Blotter: December 2011

Ponzi Classic

Post-Madoff, there is no shortage of Ponzi schemes. The SEC alleges that Garfield M. Taylor defrauded more than $27 million from about 130 investors in a Ponzi scheme perpetrated from 2005 to 2010. Taylor promised 20 percent annual returns to mostly middle-class residents of his own Washington, D.C.-metropolitan-area community with little to no investing expertise, offering them promissory notes that engaged in low-risk options trading. Instead, he invested in high-risk, speculative options trading and suffered huge losses. He also urged his clients to refinance their homes and use whatever means available to invest.
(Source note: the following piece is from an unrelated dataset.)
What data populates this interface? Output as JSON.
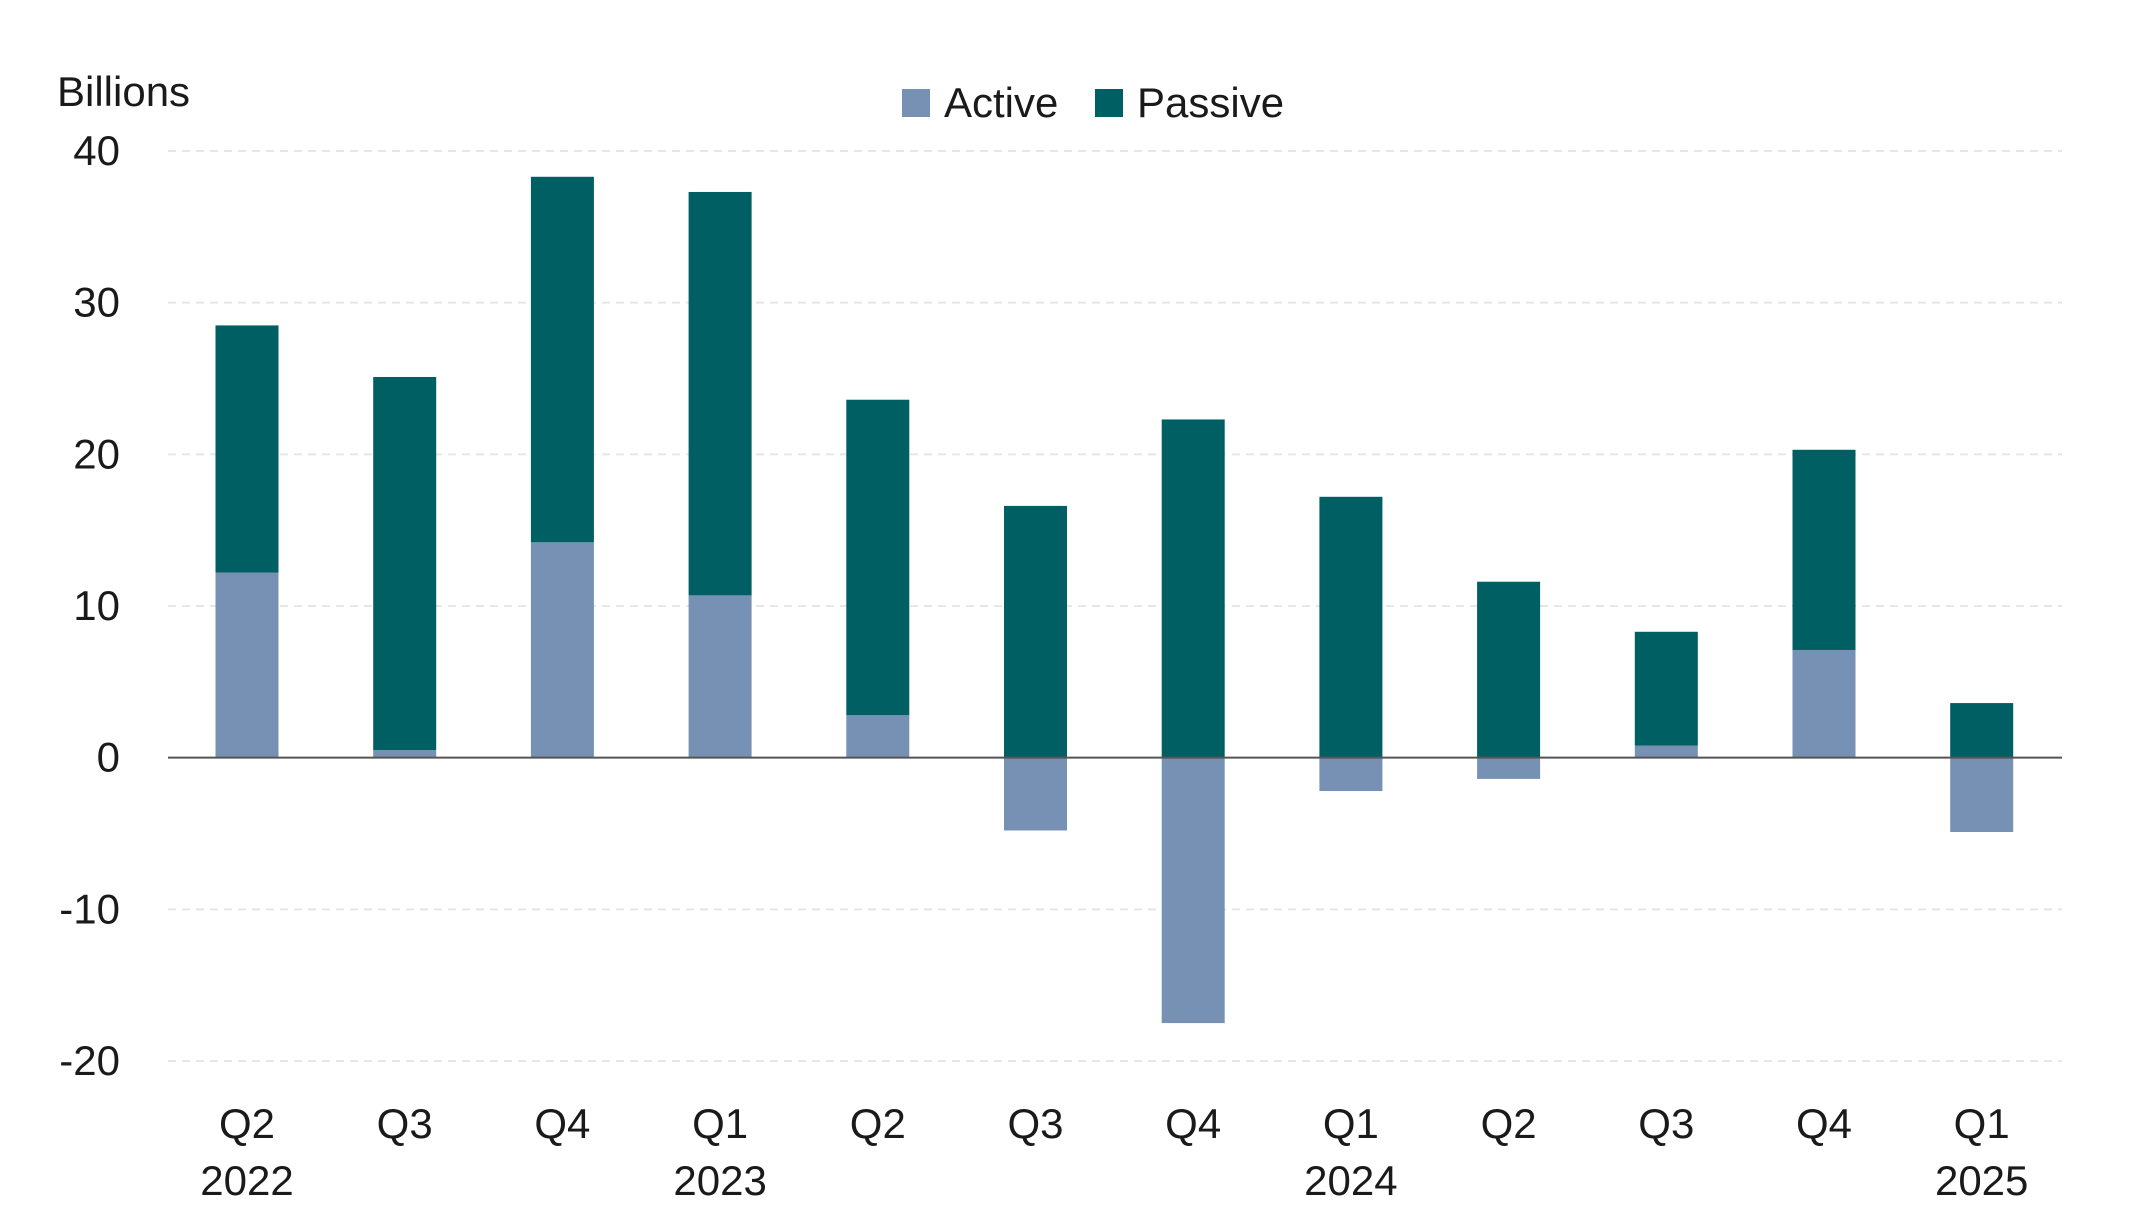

In the usual Ponzi fashion, Taylor used the money from new investors to pay returns to earlier investors and induced current investors to solicit and refer new investors for him.

Beware the Hype

Who wouldn't love to get filthy rich on a steady diet of social media IPOs? That's what John A. Mattera and some of his friends were counting on. Together they created a new hedge fund named The Praetorian Global Fund and claimed the fund and affiliated entities owned tens of millions of dollars worth of shares in companies that are expected to soon launch IPOs, including Facebook, Groupon and others. They also told investors that an escrow service was receiving their funds. Instead, according to the SEC's complaint, Mattera and his partners never owned pre-IPO shares in the companies and the escrow service simply transferred investor funds to personal accounts. The SEC is seeking an emergency court order to freeze the assets of Mattera and 11 others. Mattera has been the subject of a prior SEC enforcement action and several state criminal actions.

Madoff Cog Charged

The SEC charged a longtime Bernie Madoff employee with fraud for his role in creating fake trades to facilitate the massive Ponzi scheme. David Kugel, who worked at Bernard L. Madoff Investment Securities LLC (BMIS) for nearly four decades, faces civil and criminal charges for his alleged role in creating the fictitious trade information. Kugel's own account at BMIS was among those in which backdated trades were entered, and he withdrew nearly $10 million in “profits” from the fictitious trading over several years. The SEC has already charged two other longtime Madoff employees, Annette Bongiorno and JoAnn Crupi, for their roles in producing phony account statements that were sent to Madoff investors.